What I didn't realize until reading this book was that Lloyd Carr wasn't really the head coach, Bo was.  Even if he was President of Tigers or sitting at home. He controlled Michigan Football, sure Lloyd and his coaches recruited and called the plays but Bo still had his finger on the button.   I personally never felt Lloyd wanted to be the head coach of Michigan.  To me that never seemed to be his goal.  He got thrust into the job after Gary Moeller had a very bad night in Southfield and he sort of felt it was his duty to continue Bo legacy's or mission.   I didn't know what type of leader Lloyd was or if he really could coach.  His situation always reminded me of Steve Fisher, both of them found themselves head coaches of a powerful Michigan program overnight and they both had a National Championship to their credit.

I was very critical of Lloyd in his last year as coach.  He had one of the most talented teams in the country and one that was clearly not prepared to start the 2007 season.  I wasn't sure what his issues were but he clearly no longer wanted to be the head coach of Michigan.  His retirement came as a relief for me and a chance for Michigan to get some new blood in place and a chance to turn this battleship into something special again.  A team that could beat any team in the country on any given Saturday.

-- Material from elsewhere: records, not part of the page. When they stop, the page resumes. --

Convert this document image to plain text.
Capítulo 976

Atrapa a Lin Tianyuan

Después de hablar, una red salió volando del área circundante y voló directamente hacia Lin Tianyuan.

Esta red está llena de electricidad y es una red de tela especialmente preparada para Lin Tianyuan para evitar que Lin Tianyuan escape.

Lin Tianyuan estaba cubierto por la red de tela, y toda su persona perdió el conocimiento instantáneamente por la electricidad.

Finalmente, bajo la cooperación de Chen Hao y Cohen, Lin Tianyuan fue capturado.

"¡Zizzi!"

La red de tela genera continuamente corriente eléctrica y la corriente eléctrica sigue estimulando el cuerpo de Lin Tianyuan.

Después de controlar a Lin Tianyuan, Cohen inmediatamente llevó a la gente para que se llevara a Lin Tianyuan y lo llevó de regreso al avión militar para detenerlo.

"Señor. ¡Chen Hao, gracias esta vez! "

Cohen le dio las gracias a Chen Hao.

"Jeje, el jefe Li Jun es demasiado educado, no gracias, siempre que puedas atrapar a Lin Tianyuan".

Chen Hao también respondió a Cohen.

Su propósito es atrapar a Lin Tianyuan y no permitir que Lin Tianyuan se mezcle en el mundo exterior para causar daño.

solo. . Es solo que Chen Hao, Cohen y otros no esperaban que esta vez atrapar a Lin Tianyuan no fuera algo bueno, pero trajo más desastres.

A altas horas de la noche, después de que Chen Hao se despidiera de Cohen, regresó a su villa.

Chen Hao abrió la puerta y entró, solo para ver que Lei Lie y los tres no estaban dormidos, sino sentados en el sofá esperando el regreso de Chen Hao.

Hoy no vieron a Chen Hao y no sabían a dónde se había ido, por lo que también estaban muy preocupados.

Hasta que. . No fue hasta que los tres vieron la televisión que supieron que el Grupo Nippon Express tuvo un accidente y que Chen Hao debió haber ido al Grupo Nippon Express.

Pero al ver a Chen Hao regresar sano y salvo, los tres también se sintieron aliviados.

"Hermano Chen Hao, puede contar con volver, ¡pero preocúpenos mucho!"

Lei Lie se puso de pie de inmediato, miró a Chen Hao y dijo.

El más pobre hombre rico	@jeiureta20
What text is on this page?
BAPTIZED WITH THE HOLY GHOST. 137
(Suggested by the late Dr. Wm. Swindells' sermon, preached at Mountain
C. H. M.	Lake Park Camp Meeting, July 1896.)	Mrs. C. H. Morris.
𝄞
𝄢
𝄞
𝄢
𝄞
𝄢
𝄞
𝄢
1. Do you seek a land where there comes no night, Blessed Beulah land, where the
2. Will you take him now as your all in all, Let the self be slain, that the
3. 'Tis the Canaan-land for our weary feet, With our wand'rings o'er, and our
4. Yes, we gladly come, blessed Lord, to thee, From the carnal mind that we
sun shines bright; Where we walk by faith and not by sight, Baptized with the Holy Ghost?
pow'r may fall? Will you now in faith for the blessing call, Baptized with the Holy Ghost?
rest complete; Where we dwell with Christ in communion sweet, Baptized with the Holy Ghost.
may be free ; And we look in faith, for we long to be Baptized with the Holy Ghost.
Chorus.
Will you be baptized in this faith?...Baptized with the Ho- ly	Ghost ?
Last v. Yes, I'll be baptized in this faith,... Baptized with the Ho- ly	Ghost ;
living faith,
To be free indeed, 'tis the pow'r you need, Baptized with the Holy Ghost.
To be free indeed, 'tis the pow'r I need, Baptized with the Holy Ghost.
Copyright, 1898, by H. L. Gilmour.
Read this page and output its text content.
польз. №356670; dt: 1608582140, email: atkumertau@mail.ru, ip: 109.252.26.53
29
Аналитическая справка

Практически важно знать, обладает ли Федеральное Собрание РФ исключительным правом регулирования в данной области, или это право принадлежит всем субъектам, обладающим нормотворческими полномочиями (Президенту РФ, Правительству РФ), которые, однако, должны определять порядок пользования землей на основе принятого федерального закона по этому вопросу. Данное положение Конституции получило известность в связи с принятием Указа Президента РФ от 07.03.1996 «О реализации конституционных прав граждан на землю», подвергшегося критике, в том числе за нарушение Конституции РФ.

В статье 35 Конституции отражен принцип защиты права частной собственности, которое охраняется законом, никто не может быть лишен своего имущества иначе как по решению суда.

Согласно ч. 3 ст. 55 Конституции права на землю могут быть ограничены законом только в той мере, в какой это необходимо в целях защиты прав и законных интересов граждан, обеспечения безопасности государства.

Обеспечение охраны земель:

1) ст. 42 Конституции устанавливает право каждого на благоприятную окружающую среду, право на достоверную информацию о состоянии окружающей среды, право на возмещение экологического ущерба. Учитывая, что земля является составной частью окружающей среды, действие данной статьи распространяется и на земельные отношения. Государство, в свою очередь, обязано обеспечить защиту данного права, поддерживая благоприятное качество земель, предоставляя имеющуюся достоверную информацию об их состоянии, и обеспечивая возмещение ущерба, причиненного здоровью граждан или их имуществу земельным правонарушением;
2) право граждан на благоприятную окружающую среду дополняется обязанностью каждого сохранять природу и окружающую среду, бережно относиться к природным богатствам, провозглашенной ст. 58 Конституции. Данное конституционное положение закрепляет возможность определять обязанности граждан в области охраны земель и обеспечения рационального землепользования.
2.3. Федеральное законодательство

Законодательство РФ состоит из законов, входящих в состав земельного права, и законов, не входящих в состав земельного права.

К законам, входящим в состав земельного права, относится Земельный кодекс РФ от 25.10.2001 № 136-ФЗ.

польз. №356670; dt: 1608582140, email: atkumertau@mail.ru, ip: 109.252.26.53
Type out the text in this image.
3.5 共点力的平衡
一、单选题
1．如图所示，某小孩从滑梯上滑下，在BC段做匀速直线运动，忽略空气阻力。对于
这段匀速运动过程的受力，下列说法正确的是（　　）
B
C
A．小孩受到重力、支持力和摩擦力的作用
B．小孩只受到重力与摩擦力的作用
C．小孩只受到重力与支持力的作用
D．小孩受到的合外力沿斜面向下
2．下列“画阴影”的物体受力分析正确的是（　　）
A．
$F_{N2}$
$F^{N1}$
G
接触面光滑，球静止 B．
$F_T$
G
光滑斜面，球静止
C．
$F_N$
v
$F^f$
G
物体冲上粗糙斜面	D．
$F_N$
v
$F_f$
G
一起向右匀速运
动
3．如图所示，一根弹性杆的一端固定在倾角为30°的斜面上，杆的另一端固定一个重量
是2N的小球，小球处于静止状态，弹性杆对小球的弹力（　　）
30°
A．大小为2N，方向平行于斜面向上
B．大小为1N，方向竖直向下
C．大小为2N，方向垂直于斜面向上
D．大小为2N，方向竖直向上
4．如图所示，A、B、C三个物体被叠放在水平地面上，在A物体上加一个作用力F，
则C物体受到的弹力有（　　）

Love or hate RR, it really doesn't mater.   We all can agree that his time was up after the Gator Bowl and we seem to be back on the right track sitting here with Hoke, Mattison and Borgus at 6-0.   But back 3 years ago, when Bill Martin pretty much messed up the coaching search in every way possible, he tripped over and landed one of the hottest coaches out there.   A guy that had just turned down Alabama; a guy that could run an offense and knew about getting teams to BCS Bowls.  What he really didn't know was the mess that was going on behind the curtain at Michigan.  There is an old saying in coaching; "you don't want to be the guy that replaces the legend, you want to be the guy that replaces the guy that replaced the legend".  I always thought at Michigan the guy that replaced Bo was Gary Moeller, it turns out that it really was Rich Rodriguez. 

We all know the story on the field, I hope the rest of John's book will lets us connect the dots off the field.    The first 100 pages really makes you think, I am betting the rest of the book with shine a light on how the program was in decline even before RR got there and what he did and didn't do to try to right the ship.   We know now that RR wasn't the savior that I had hoped he was but was he cannon fodder?  Use Alabama as an example - how many coaches did they go through after Bear Bryant retired and before Saban came to town and turned the program around?  (The answer is 6, if you don't count Mike Price who never coached a game at Bama before getting fired)   Maybe Michigan should feel lucky if Hoke is our guy and that it only took 3 years to find him*

It's clearly a must read.


*Common Michigan Disclaimer: I know Hoke is only 6 games into his Michigan career and even though he seems like the guy that lets his coordinators coach and goes for it on 4th and 1 in the first half, it still might be a little pre-mature to crown him the next Bo Schembechler.